I got a new laptop recently for work. Dell Latitude E6400. It's very nice, much better than my old one, and I want to set it up right. Considering I am in the IT department, I don't have any restrictions on installations and other regulations you would normally find on a work computer.
It's got a 150GB drive in it, fyi.
Here's what I want to do:WinXP 32-bit - I need this for work to be in compliance with all the programs and inventory tracking, etc that we use. It's pretty much required, though I could get probably get away with Vista 32-bit for my own uses, but every other computer runs XP 32-bit. I'd like to have it so if people have trouble I can somewhat troubleshoot it on my own machine since it would be running the same OS.
Win7 64-bit - The laptop has 4GB of RAM. Obviously I will only see 3.5 of that in the XP partition and so for my own personal use, I'd like to use Windows 7 and have it be 64 bit so I can fully use the RAM I have.
Linux - I have always tinkered with Linux distros, but never really ran them for an extended period of time. I haven't picked a flavor, though I've usually used Ubuntu. My brother-in-law likes Fedora, but I really couldn't tell the different from one to another. Also, gnome or KDE? I dunno.
Data Partition - Should I make a data partition that each OS can access?
What I need help with:
What sizes should I make the OS partitions? I'm assuming any programs installed will need to be on those partitions as well, particularly because of the 32/64 bit and Win/Linux issues that I'm going to be introducing on them. Nothing huge will be installed outside of Office2007 on the Windows versions, and Linux will just have OpenOffice or something similar installed. Games will likely not be installed in any great amount, but a few extra gigs would be a good idea. Is 20GB good? 30GB?
Should I make a data partition? Or should I just split the harddrive evenly in 3 (50GB each) and keep data on each partition (work, personal, linux-personal)?
Bootloaders
What bootloader is a good one to handle this? If I install WinXP, then Win7 I'm assuming it should be ok, but I know Ubuntu has it's own bootloader it prefers to load. Is there a bootable CD I can use to set up the bootloader or how should I go about doing this?
Linux Distro
Do I need to specifically download a 64bit linux distro? Or generally do they all come with a 64bit version so I won't need to worry about it?

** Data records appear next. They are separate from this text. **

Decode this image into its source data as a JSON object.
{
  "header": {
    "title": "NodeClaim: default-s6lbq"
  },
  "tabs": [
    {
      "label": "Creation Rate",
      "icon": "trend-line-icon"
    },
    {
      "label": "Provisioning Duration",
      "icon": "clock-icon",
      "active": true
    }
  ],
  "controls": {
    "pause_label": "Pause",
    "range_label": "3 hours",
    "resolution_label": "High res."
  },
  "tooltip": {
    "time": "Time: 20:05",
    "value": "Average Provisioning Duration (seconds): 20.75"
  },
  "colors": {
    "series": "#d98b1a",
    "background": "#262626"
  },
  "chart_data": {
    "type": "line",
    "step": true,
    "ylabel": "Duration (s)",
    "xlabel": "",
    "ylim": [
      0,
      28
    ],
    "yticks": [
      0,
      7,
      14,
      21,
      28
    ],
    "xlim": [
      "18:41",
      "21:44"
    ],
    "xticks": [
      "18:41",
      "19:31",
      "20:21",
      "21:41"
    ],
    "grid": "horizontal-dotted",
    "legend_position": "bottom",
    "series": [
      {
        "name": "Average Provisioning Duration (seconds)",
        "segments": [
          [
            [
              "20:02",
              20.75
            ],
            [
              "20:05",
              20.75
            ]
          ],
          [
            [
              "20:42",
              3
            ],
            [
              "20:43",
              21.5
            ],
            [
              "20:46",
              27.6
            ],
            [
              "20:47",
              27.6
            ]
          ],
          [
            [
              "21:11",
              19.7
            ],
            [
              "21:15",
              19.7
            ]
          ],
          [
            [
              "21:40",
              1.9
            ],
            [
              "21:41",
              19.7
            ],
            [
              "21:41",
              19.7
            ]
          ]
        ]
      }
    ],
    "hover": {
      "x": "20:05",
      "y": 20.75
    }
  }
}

Which flavor would you suggest (Ubuntu and Fedora are only examples, any would be fine to suggest), and which GUI? Gnome, KDE, other?
I appreciate the help, as I've been searching around the web for a while now and it's pretty crazy all the different stuff and preferences people have, especially on linux flavors.
Posts
how big of a partition depends on the apps you want/need to install. XP fully patched is near 6GB by itself now, the min recommended for Vista is 16GB(although the Vista install is more around 10), and linux is impossible to guess.

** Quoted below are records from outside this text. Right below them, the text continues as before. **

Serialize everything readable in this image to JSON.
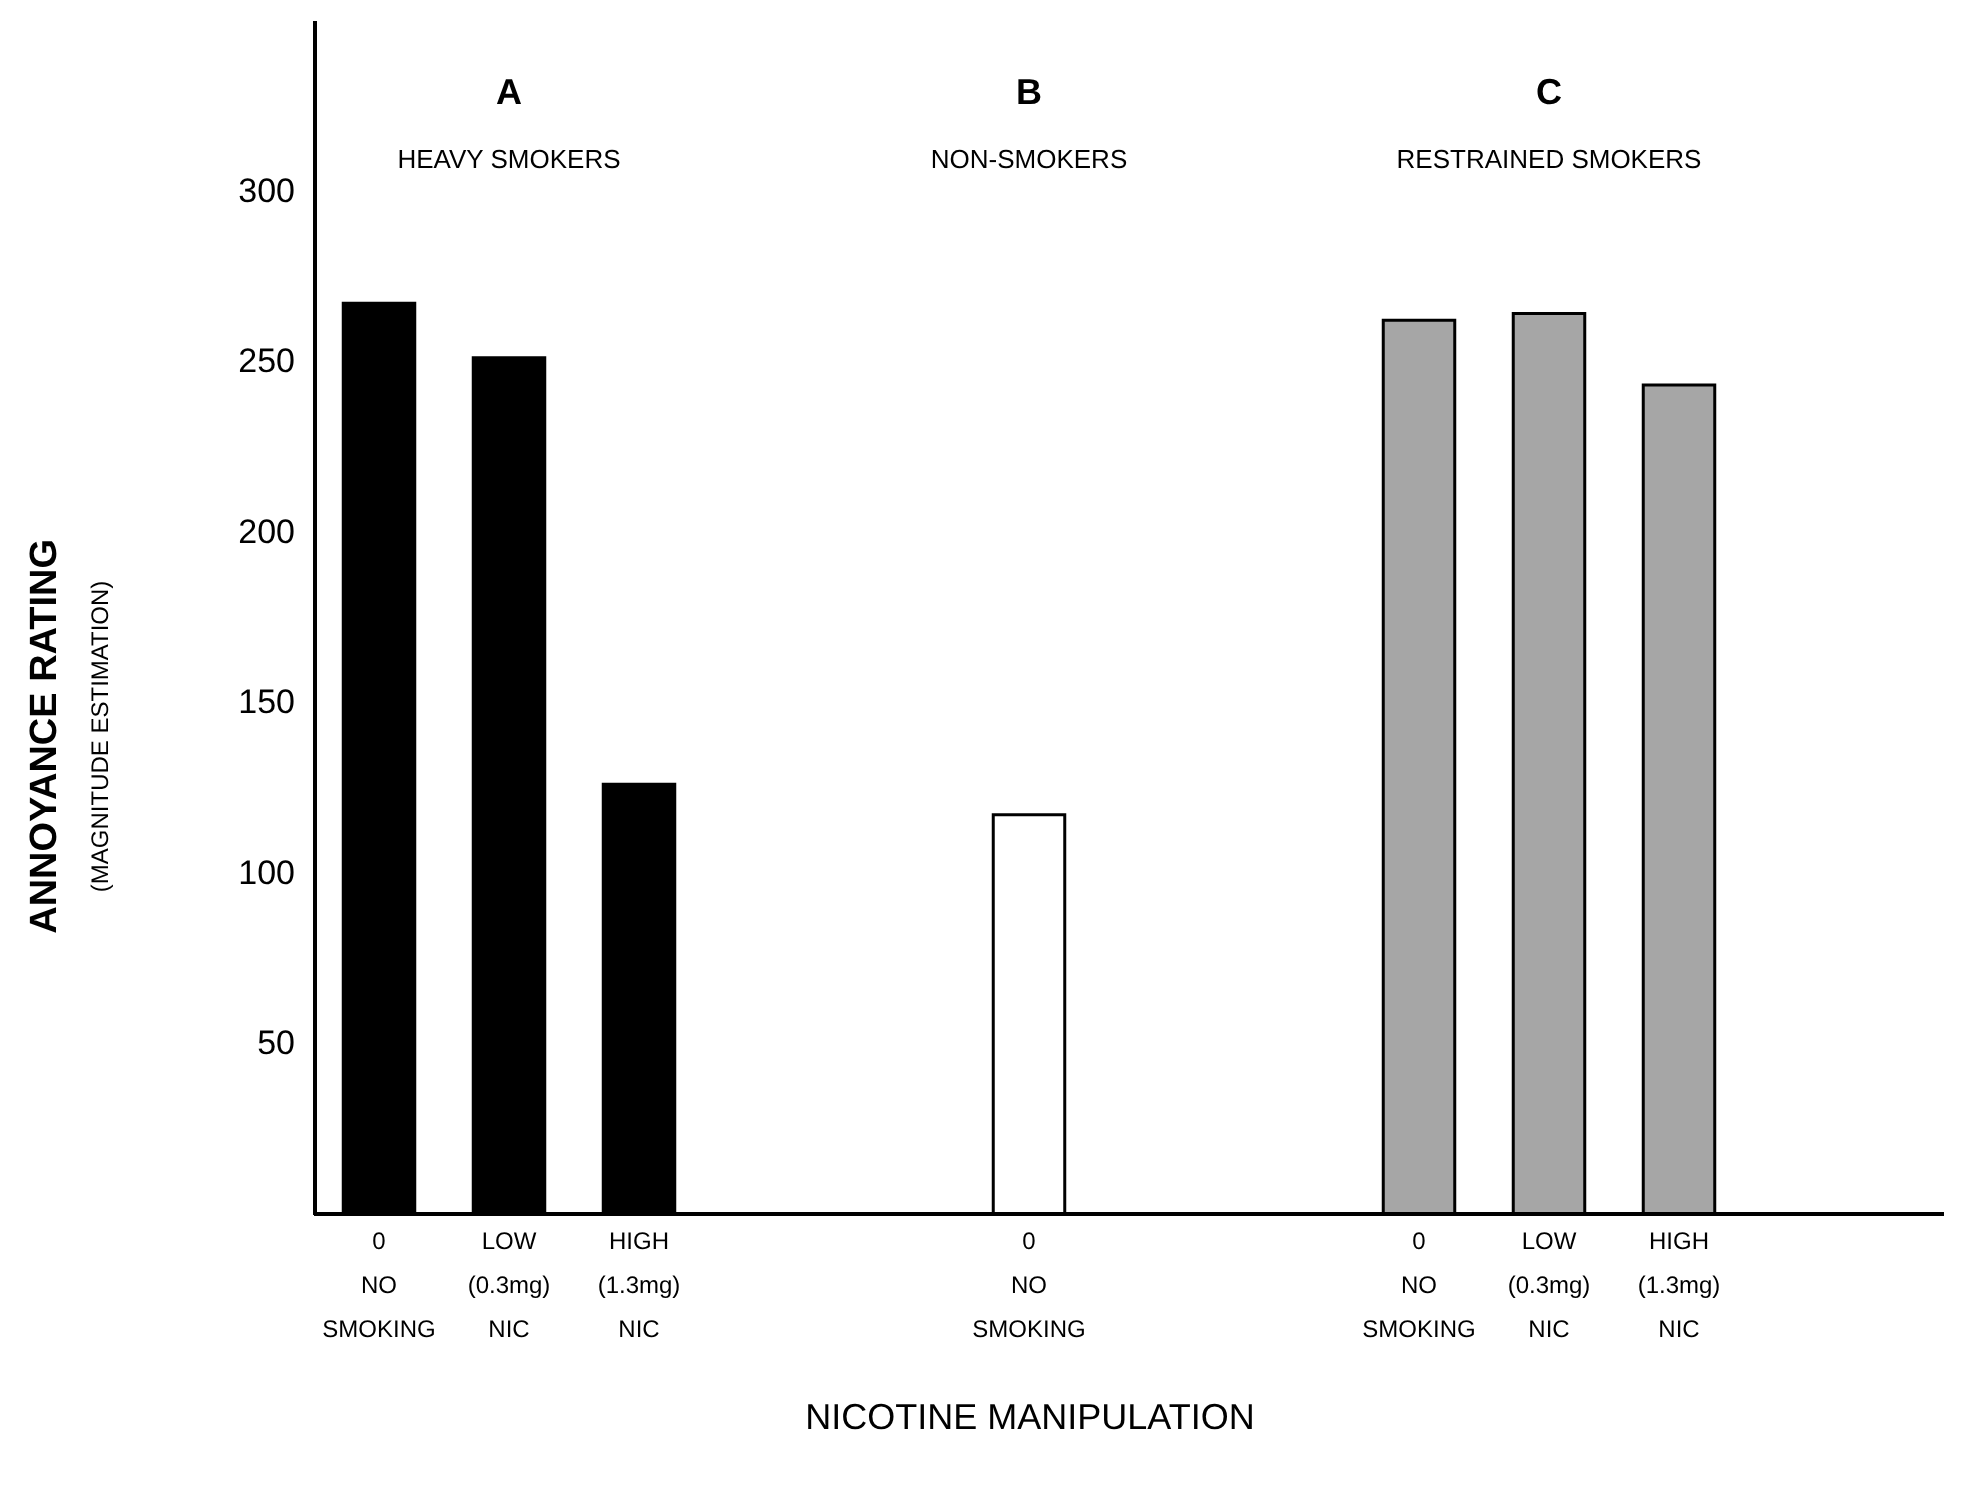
{
  "chart_data": {
    "type": "bar",
    "xlabel": "NICOTINE MANIPULATION",
    "ylabel": "ANNOYANCE RATING\n(MAGNITUDE ESTIMATION)",
    "categories": [
      "0\nNO\nSMOKING",
      "LOW\n(0.3mg)\nNIC",
      "HIGH\n(1.3mg)\nNIC",
      null,
      null,
      "0\nNO\nSMOKING",
      null,
      null,
      "0\nNO\nSMOKING",
      "LOW\n(0.3mg)\nNIC",
      "HIGH\n(1.3mg)\nNIC"
    ],
    "values": [
      267,
      251,
      126,
      null,
      null,
      117,
      null,
      null,
      262,
      264,
      243
    ],
    "colors": [
      "#000000",
      "#000000",
      "#000000",
      null,
      null,
      "#ffffff",
      null,
      null,
      "#a6a6a6",
      "#a6a6a6",
      "#a6a6a6"
    ],
    "annotations": [
      "A",
      "HEAVY SMOKERS",
      "B",
      "NON-SMOKERS",
      "C",
      "RESTRAINED SMOKERS"
    ],
    "ylim": [
      0,
      350
    ],
    "yticks": [
      50,
      100,
      150,
      200,
      250,
      300
    ],
    "grid": false
  }
}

What I would personally do is make your XP partition FAT32, and use that to store any data you want to share across all 3, as fat32 will be the only thing that all 3 OS's can read/write easily.

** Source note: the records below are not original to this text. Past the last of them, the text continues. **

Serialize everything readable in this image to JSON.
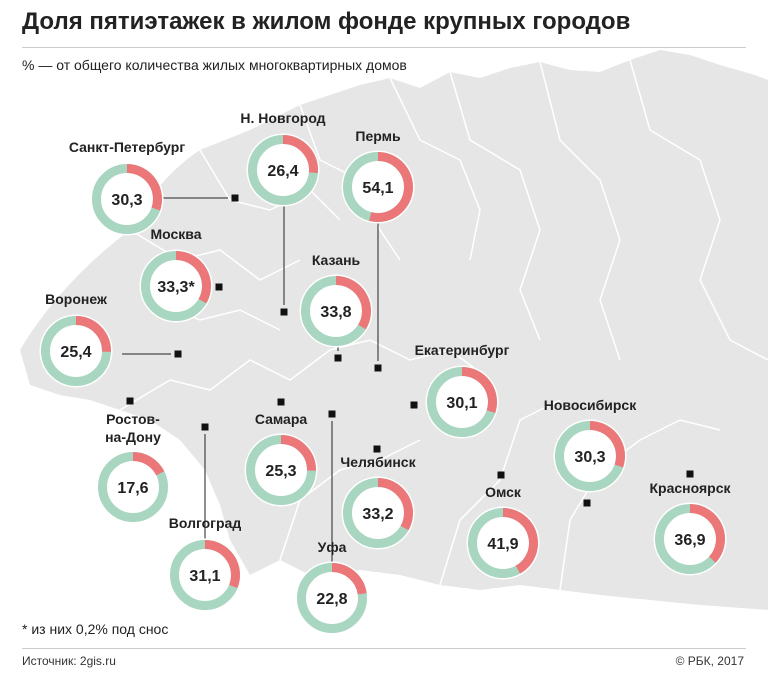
{
  "title": "Доля пятиэтажек в жилом фонде крупных городов",
  "subtitle": "% — от общего количества жилых многоквартирных домов",
  "footnote": "* из них 0,2% под снос",
  "source": "Источник: 2gis.ru",
  "credit": "© РБК, 2017",
  "colors": {
    "share": "#ec7779",
    "rest": "#a8d6c0",
    "map": "#e6e6e6",
    "border": "#ffffff",
    "marker": "#111111",
    "leader": "#222222"
  },
  "chart_data": {
    "type": "pie",
    "unit": "%",
    "title": "Доля пятиэтажек в жилом фонде крупных городов",
    "subtitle": "% — от общего количества жилых многоквартирных домов",
    "series": [
      {
        "city": "Санкт-Петербург",
        "value": 30.3,
        "label": "30,3"
      },
      {
        "city": "Н. Новгород",
        "value": 26.4,
        "label": "26,4"
      },
      {
        "city": "Пермь",
        "value": 54.1,
        "label": "54,1"
      },
      {
        "city": "Москва",
        "value": 33.3,
        "label": "33,3*"
      },
      {
        "city": "Казань",
        "value": 33.8,
        "label": "33,8"
      },
      {
        "city": "Воронеж",
        "value": 25.4,
        "label": "25,4"
      },
      {
        "city": "Екатеринбург",
        "value": 30.1,
        "label": "30,1"
      },
      {
        "city": "Ростов-\nна-Дону",
        "value": 17.6,
        "label": "17,6"
      },
      {
        "city": "Самара",
        "value": 25.3,
        "label": "25,3"
      },
      {
        "city": "Новосибирск",
        "value": 30.3,
        "label": "30,3"
      },
      {
        "city": "Челябинск",
        "value": 33.2,
        "label": "33,2"
      },
      {
        "city": "Омск",
        "value": 41.9,
        "label": "41,9"
      },
      {
        "city": "Красноярск",
        "value": 36.9,
        "label": "36,9"
      },
      {
        "city": "Волгоград",
        "value": 31.1,
        "label": "31,1"
      },
      {
        "city": "Уфа",
        "value": 22.8,
        "label": "22,8"
      }
    ]
  }
}
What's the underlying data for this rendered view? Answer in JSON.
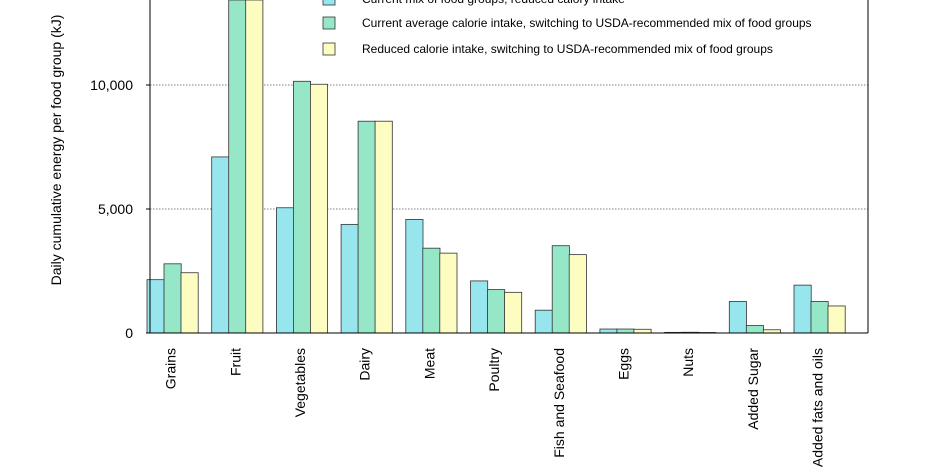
{
  "chart_data": {
    "type": "bar",
    "title": "",
    "xlabel": "",
    "ylabel": "Daily cumulative energy per food group (kJ)",
    "ylim": [
      0,
      14000
    ],
    "yticks": [
      0,
      5000,
      10000
    ],
    "ytick_labels": [
      "0",
      "5,000",
      "10,000"
    ],
    "grid": true,
    "legend_position": "top-right",
    "categories": [
      "Grains",
      "Fruit",
      "Vegetables",
      "Dairy",
      "Meat",
      "Poultry",
      "Fish and Seafood",
      "Eggs",
      "Nuts",
      "Added Sugar",
      "Added fats and oils"
    ],
    "series": [
      {
        "name": "Current mix of food groups, reduced calory intake",
        "color": "#97e6ee",
        "values": [
          2150,
          7100,
          5050,
          4380,
          4580,
          2100,
          920,
          160,
          25,
          1270,
          1930
        ]
      },
      {
        "name": "Current average calorie intake, switching to USDA-recommended mix of food groups",
        "color": "#96e6c8",
        "values": [
          2790,
          14000,
          10150,
          8540,
          3420,
          1750,
          3520,
          160,
          30,
          300,
          1270
        ]
      },
      {
        "name": "Reduced calorie intake, switching to USDA-recommended mix of food groups",
        "color": "#fdfdc2",
        "values": [
          2430,
          14000,
          10030,
          8540,
          3220,
          1640,
          3160,
          150,
          20,
          130,
          1090
        ]
      }
    ]
  }
}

I ended up going with 3 partitions:
90GB WinXP (NTFS)
30GB Win7 (NTFS)
30GB Linux (unformatted)
I have WinXP and Win7 (Build 7000) installed currently and working fine. I'm getting all of my drivers and patches set up on XP now. Hopefully I won't kill anything when I do the install of Linux.
I have:
Primary Partition 1 - WinXP
Primary Partition 2 - Win7
Extended Partition - Kubuntu
Logical 1 - /home
Logical 2 - /
Logical 3 - /swap
When I installed Kubuntu, GRUB installed and now loads, defaulting to Kubuntu with the option to choose like 3 other different ways of booting Kubuntu, as well as a "Windows loader" that takes me to my WinXP/Win7 choice that I had before Kubuntu.
Any help with changing GRUB to remove the Windows loader and create a nice simple Kubuntu, WinXP, Win7 choice?
Edit: Also, in case you didn't know, but you probably do, the answer is configuring /boot/grub/menu.lst inside kubuntu - It's the specifics that are tricky. Could you post the output of 'sudo fdisk -l' inside kubuntu?
2nd edit: Also a post with /boot/grub/menu.lst would be handy.
working on getting the menu.lst, but apparently gedit isn't installed so it's installing now. (Unless there's another way to view it, but gedit seems to be the main option from what I've been getting in my Google searches)
Menu.lst
gedit, nano and even cat would be alright choices for just posting it here. Since you're rocking kubuntu, I believe the equivalent is kate instead of gedit. K for KDE apps and G for Gnome, usually.
edit: Yeah, Kate is the one. Oh well.